Я не представляю, как смогла совершить оборот в зубах Горыныча, как он выпустил меня, а потом поймал. Я заливаю кровью его чешуйчатую спину.
Силы покидают меня, рука не слушается, я еле держусь на спине дракона, как и он еле держится в воздухе. Горыныч скользит, подбираясь к берегу и падает близко к кромке воды.
Ледяная вода перекатывается через спину Горыныча, накрывает меня, смывая кровь. Пламя умирает в моей груди. Тьма наползает.
Кажется, это уже было.
Оглушительно кричит Горыныч. Я выныриваю из омута небытия, с трудом разлепляю глаза, хочу крикнуть, но из горла только хрип. На нас надвигается ядовито-зелёный Тор. Вытянув шею и распластав крылья, Горыныч закрывает меня от врага. Зелёный хвост рассекает воздух, выбивая камни из земли. Тор сильнее серебряного маломерки. В небе раздаётся такой оглушительный рёв, что у меня волосы становятся дыбом.
Сверху на Тора, как кара с небес, падает Стрела. Удар ужасающей силы сбивает Тора с ног, дикарка хватает его за гребень и волочет зелёного монстра к воде. На помощь приходит Горыныч, вместе они поднимают тушу Тора в воздух, тащат над водой и бросают в глубину.
Воронка закручивается в месте падения зеленухи. Края воронки смыкаются, вода затягивает рану, и озеро вновь становится невообразимо гладким.
Стуча зубами от холода, оглядываю небо.
Где Лара, Эрвин? Они же бились с Тором.
Почему так пусто?
Я беззвучно рыдаю, из глаз катятся слёзы. Я маленькая поливальная машина: льются не только слёзы, кровь течёт из порезов — я одна сплошная рана.
На берег приземляются Стрела и Горыныч. Мой серебристый друг ковыляет ко мне. Его шершавый язык скользит по моему иссечённому боку, по руке, по щеке, но слёзы и кровь не прекращаются.

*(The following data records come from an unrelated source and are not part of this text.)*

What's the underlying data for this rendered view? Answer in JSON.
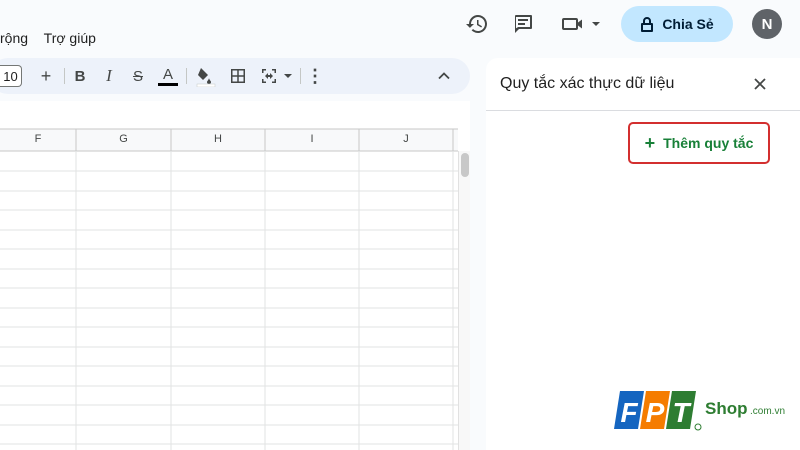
{
  "menu": {
    "items": [
      "rộng",
      "Trợ giúp"
    ]
  },
  "header": {
    "share_label": "Chia Sẻ",
    "avatar_initial": "N"
  },
  "toolbar": {
    "font_size": "10",
    "plus": "+",
    "bold": "B",
    "italic": "I",
    "strike": "S",
    "text_color": "A",
    "more": "⋮"
  },
  "sheet": {
    "columns": [
      "F",
      "G",
      "H",
      "I",
      "J"
    ]
  },
  "panel": {
    "title": "Quy tắc xác thực dữ liệu",
    "add_rule_label": "Thêm quy tắc",
    "add_rule_icon": "+"
  },
  "watermark": {
    "brand_letters": [
      "F",
      "P",
      "T"
    ],
    "shop_text": "Shop",
    "domain_suffix": ".com.vn"
  }
}
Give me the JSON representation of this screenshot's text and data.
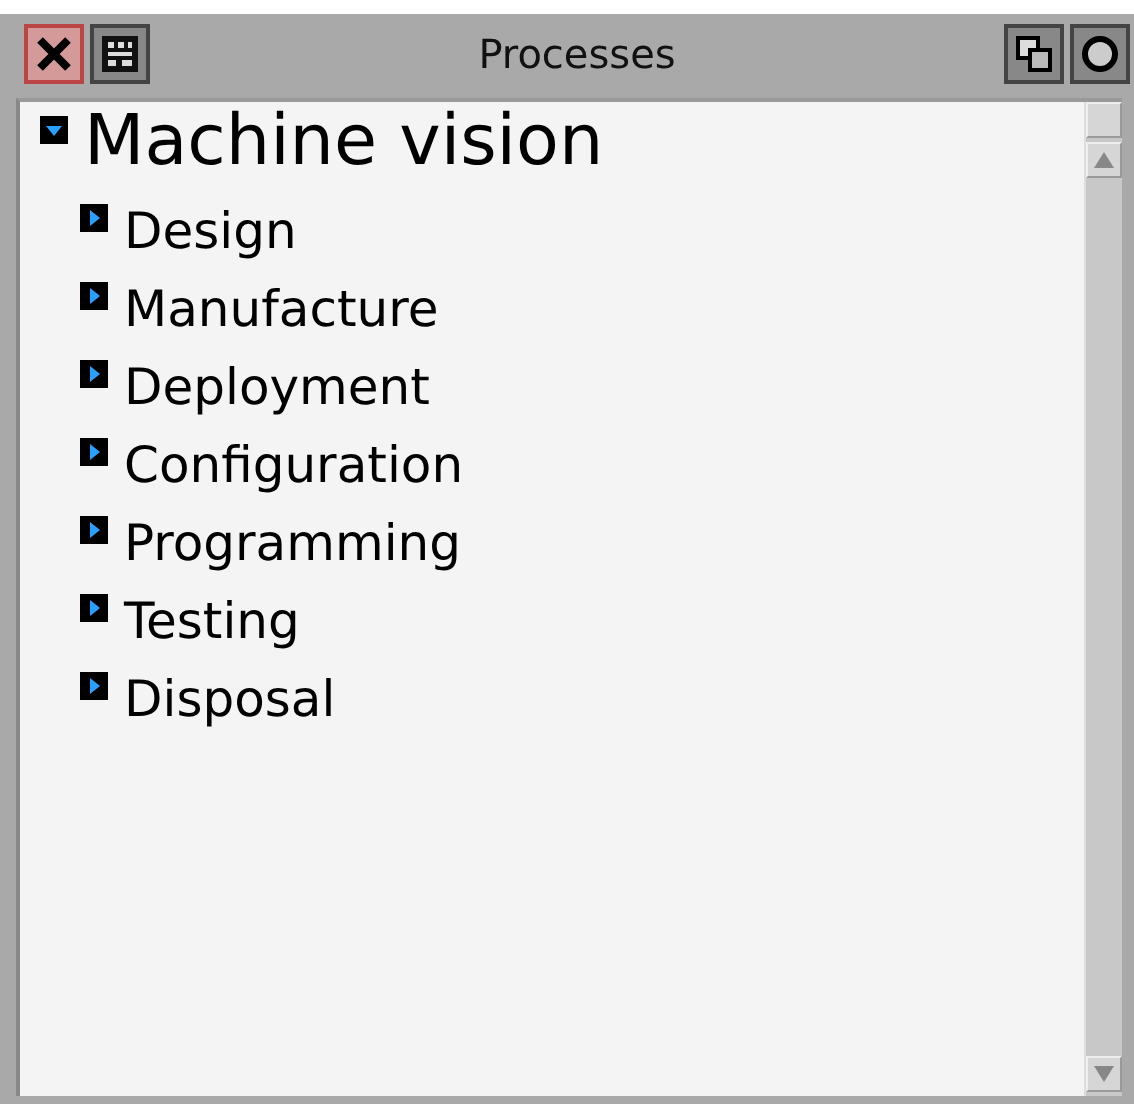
{
  "window": {
    "title": "Processes"
  },
  "tree": [
    {
      "label": "Machine vision",
      "expanded": true,
      "children": [
        {
          "label": "Design",
          "expanded": false
        },
        {
          "label": "Manufacture",
          "expanded": false
        },
        {
          "label": "Deployment",
          "expanded": false
        },
        {
          "label": "Configuration",
          "expanded": false
        },
        {
          "label": "Programming",
          "expanded": false
        },
        {
          "label": "Testing",
          "expanded": false
        },
        {
          "label": "Disposal",
          "expanded": false
        }
      ]
    }
  ]
}
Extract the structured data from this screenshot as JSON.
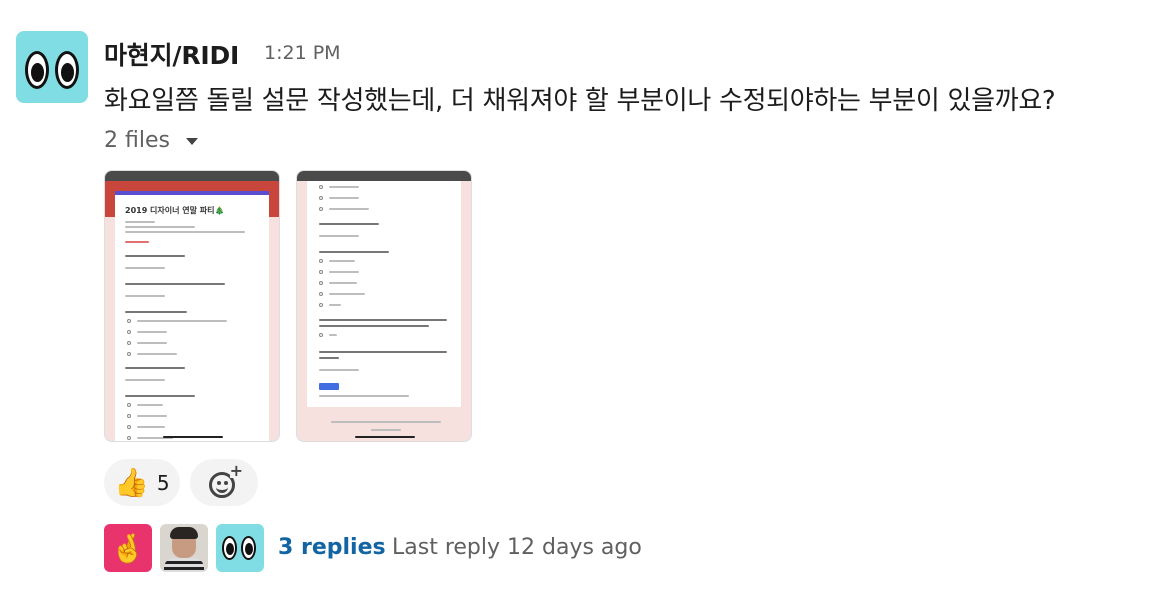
{
  "message": {
    "sender": "마현지/RIDI",
    "time": "1:21 PM",
    "text": "화요일쯤 돌릴 설문 작성했는데, 더 채워져야 할 부분이나 수정되야하는 부분이 있을까요?"
  },
  "files": {
    "toggle_label": "2 files",
    "attachments": [
      {
        "form_title": "2019 디자이너 연말 파티🎄",
        "icon": "form-screenshot-1"
      },
      {
        "icon": "form-screenshot-2"
      }
    ]
  },
  "reactions": [
    {
      "emoji": "👍",
      "count": "5"
    }
  ],
  "thread": {
    "reply_avatars": [
      "🤞",
      "person-photo",
      "eyes-emoji-avatar"
    ],
    "replies_label": "3 replies",
    "last_reply": "Last reply 12 days ago"
  },
  "colors": {
    "link": "#1264a3",
    "muted": "#616061",
    "avatar_bg": "#7fdde3",
    "form_header": "#c9463d"
  }
}
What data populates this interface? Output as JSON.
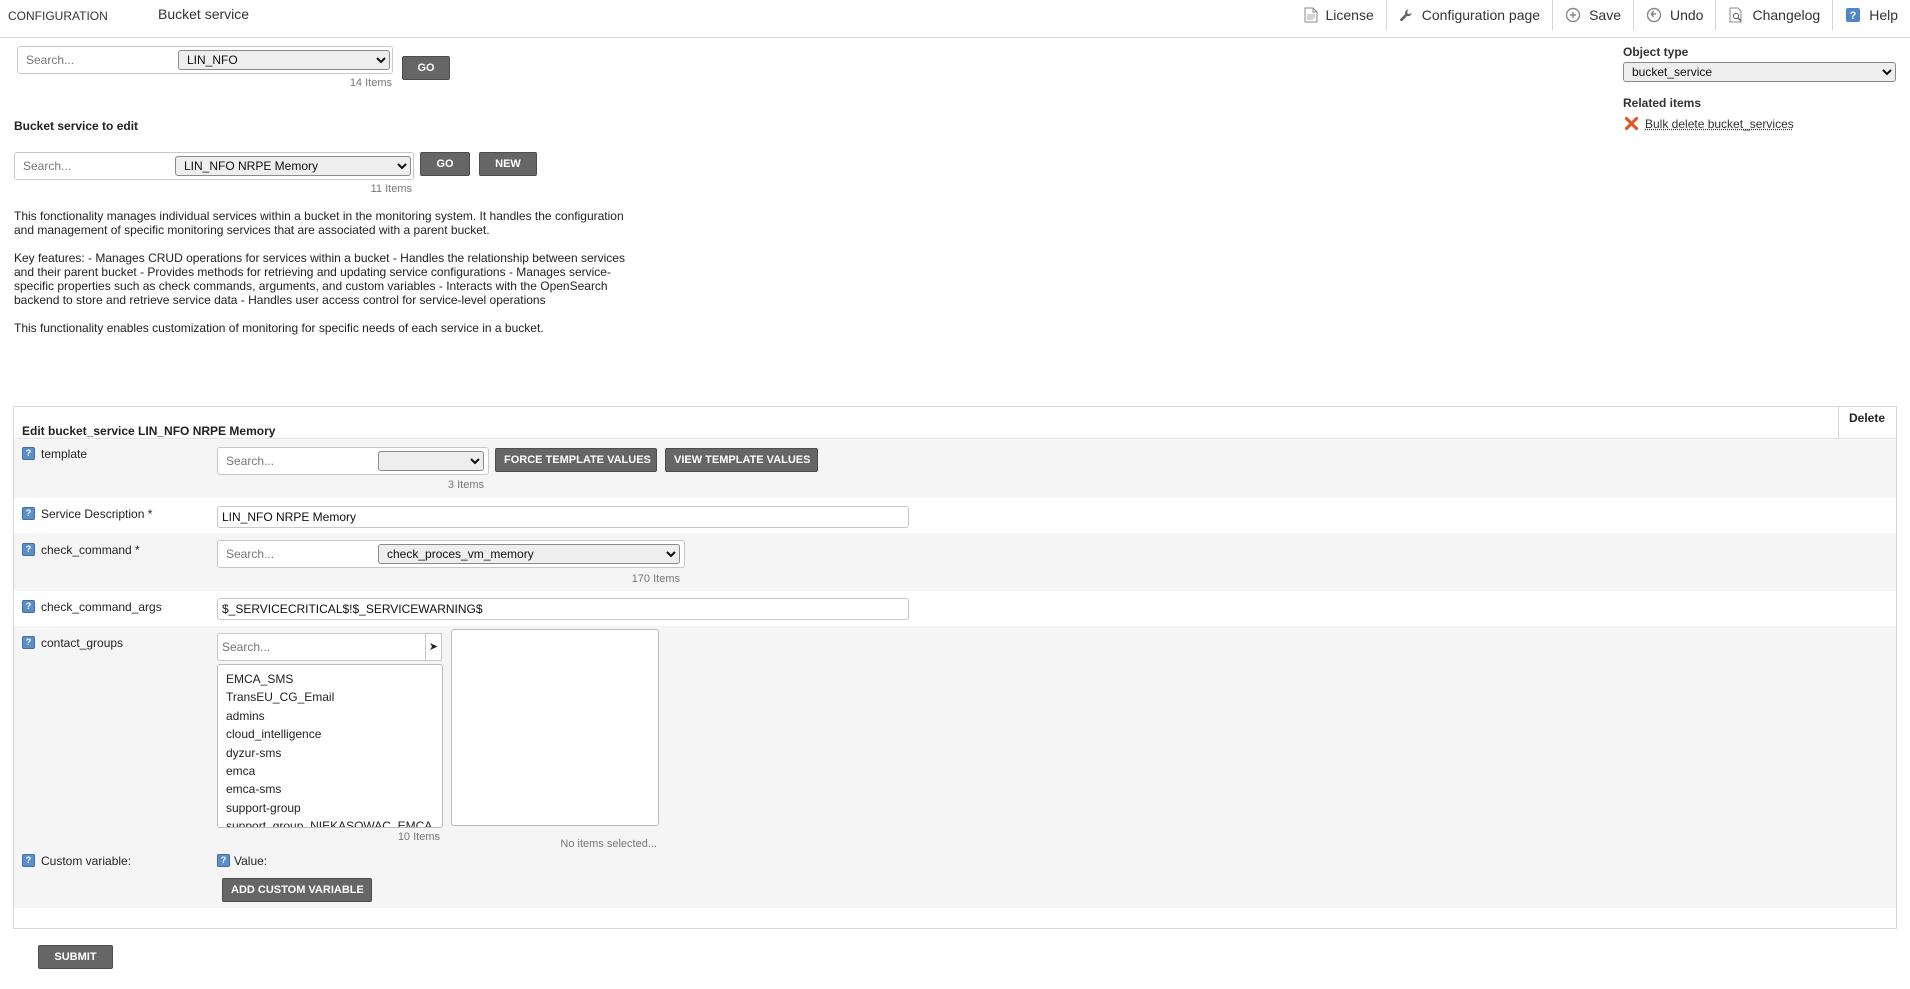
{
  "header": {
    "section": "CONFIGURATION",
    "title": "Bucket service",
    "actions": [
      {
        "label": "License",
        "icon": "document-icon"
      },
      {
        "label": "Configuration page",
        "icon": "wrench-icon"
      },
      {
        "label": "Save",
        "icon": "save-icon"
      },
      {
        "label": "Undo",
        "icon": "undo-icon"
      },
      {
        "label": "Changelog",
        "icon": "changelog-icon"
      },
      {
        "label": "Help",
        "icon": "help-icon"
      }
    ]
  },
  "bucket_search": {
    "placeholder": "Search...",
    "selected": "LIN_NFO",
    "count": "14 Items",
    "go_label": "GO"
  },
  "service_section": {
    "heading": "Bucket service to edit",
    "search_placeholder": "Search...",
    "selected": "LIN_NFO NRPE Memory",
    "count": "11 Items",
    "go_label": "GO",
    "new_label": "NEW"
  },
  "description": [
    "This fonctionality manages individual services within a bucket in the monitoring system. It handles the configuration and management of specific monitoring services that are associated with a parent bucket.",
    "Key features: - Manages CRUD operations for services within a bucket - Handles the relationship between services and their parent bucket - Provides methods for retrieving and updating service configurations - Manages service-specific properties such as check commands, arguments, and custom variables - Interacts with the OpenSearch backend to store and retrieve service data - Handles user access control for service-level operations",
    "This functionality enables customization of monitoring for specific needs of each service in a bucket."
  ],
  "right_panel": {
    "object_type_label": "Object type",
    "object_type_value": "bucket_service",
    "related_label": "Related items",
    "bulk_delete_label": "Bulk delete bucket_services"
  },
  "form": {
    "title": "Edit bucket_service LIN_NFO NRPE Memory",
    "delete_label": "Delete",
    "help_glyph": "?",
    "template": {
      "label": "template",
      "placeholder": "Search...",
      "count": "3 Items",
      "force_label": "FORCE TEMPLATE VALUES",
      "view_label": "VIEW TEMPLATE VALUES"
    },
    "service_description": {
      "label": "Service Description *",
      "value": "LIN_NFO NRPE Memory"
    },
    "check_command": {
      "label": "check_command *",
      "placeholder": "Search...",
      "selected": "check_proces_vm_memory",
      "count": "170 Items"
    },
    "check_command_args": {
      "label": "check_command_args",
      "value": "$_SERVICECRITICAL$!$_SERVICEWARNING$"
    },
    "contact_groups": {
      "label": "contact_groups",
      "placeholder": "Search...",
      "move_glyph": "➤",
      "options": [
        "EMCA_SMS",
        "TransEU_CG_Email",
        "admins",
        "cloud_intelligence",
        "dyzur-sms",
        "emca",
        "emca-sms",
        "support-group",
        "support_group_NIEKASOWAC_EMCA"
      ],
      "count": "10 Items",
      "selected_note": "No items selected..."
    },
    "custom_variable": {
      "label": "Custom variable:",
      "value_label": "Value:",
      "add_label": "ADD CUSTOM VARIABLE"
    }
  },
  "submit_label": "SUBMIT"
}
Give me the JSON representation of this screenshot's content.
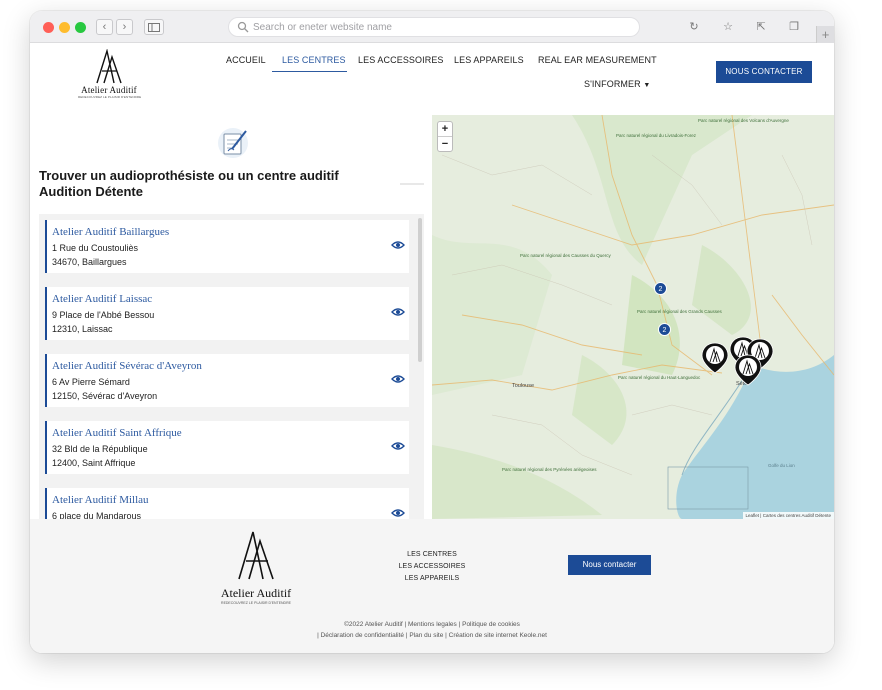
{
  "browser": {
    "search_placeholder": "Search or eneter website name",
    "colors": {
      "close": "#ff5f57",
      "minimize": "#febc2e",
      "maximize": "#28c840"
    },
    "icons": [
      "back-icon",
      "forward-icon",
      "sidebar-icon",
      "search-icon",
      "reload-icon",
      "bookmark-icon",
      "share-icon",
      "tabs-icon",
      "new-tab-icon"
    ]
  },
  "brand": {
    "name": "Atelier Auditif",
    "tagline": "REDECOUVREZ LE PLAISIR D'ENTENDRE"
  },
  "nav": {
    "items": [
      "ACCUEIL",
      "LES CENTRES",
      "LES ACCESSOIRES",
      "LES APPAREILS",
      "REAL EAR MEASUREMENT"
    ],
    "sub_item": "S'INFORMER",
    "active": "LES CENTRES",
    "cta": "NOUS CONTACTER"
  },
  "finder": {
    "title_line1": "Trouver un audioprothésiste ou un centre auditif",
    "title_line2": "Audition Détente",
    "centers": [
      {
        "name": "Atelier Auditif Baillargues",
        "street": "1 Rue du Coustouliès",
        "city": "34670, Baillargues"
      },
      {
        "name": "Atelier Auditif Laissac",
        "street": "9 Place de l'Abbé Bessou",
        "city": "12310, Laissac"
      },
      {
        "name": "Atelier Auditif Sévérac d'Aveyron",
        "street": "6 Av Pierre Sémard",
        "city": "12150, Sévérac d'Aveyron"
      },
      {
        "name": "Atelier Auditif Saint Affrique",
        "street": "32 Bld de la République",
        "city": "12400, Saint Affrique"
      },
      {
        "name": "Atelier Auditif Millau",
        "street": "6 place du Mandarous",
        "city": ""
      }
    ]
  },
  "map": {
    "zoom_in": "+",
    "zoom_out": "−",
    "clusters": [
      "2",
      "2"
    ],
    "cities": [
      "Toulouse",
      "Sète"
    ],
    "parks": [
      "Parc naturel régional des Volcans d'Auvergne",
      "Parc naturel régional du Livradois-Forez",
      "Parc naturel régional des Causses du Quercy",
      "Parc naturel régional des Grands Causses",
      "Parc naturel régional du Haut-Languedoc",
      "Parc naturel régional des Pyrénées ariégeoises",
      "Golfe du Lion"
    ],
    "attribution": "Leaflet | Cartes des centres Auditif Détente"
  },
  "footer": {
    "links": [
      "LES CENTRES",
      "LES ACCESSOIRES",
      "LES APPAREILS"
    ],
    "cta": "Nous contacter",
    "legal_line1": [
      "©2022 Atelier Auditif",
      "Mentions legales",
      "Politique de cookies"
    ],
    "legal_line2": [
      "Déclaration de confidentialité",
      "Plan du site",
      "Création de site internet Keole.net"
    ]
  }
}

Серебристый маломерка отходит, шуршит в стороне, а потом кладёт мне на живот волшебные чёрные камешки. Я прижимаю Кеп и Мию к груди одной рукой, вторая горит от боли, перекатываюсь на здоровый бок и сжимаюсь в комок.
Горыныч «берёт меня под крыло».
Хочу забыться. Забыть про боль.
Краем ускользающего сознания слышу шум. Кто там? Надо выбираться из-под крыла. С ужасом осознаю, на мне нет даже лоскута одежды. Шуршит галька под чьими-то торопливыми шагами. Всё ближе и ближе. Горыныч молчит.
Свой?
В темноте под крылом дракона я полагаюсь только на слух.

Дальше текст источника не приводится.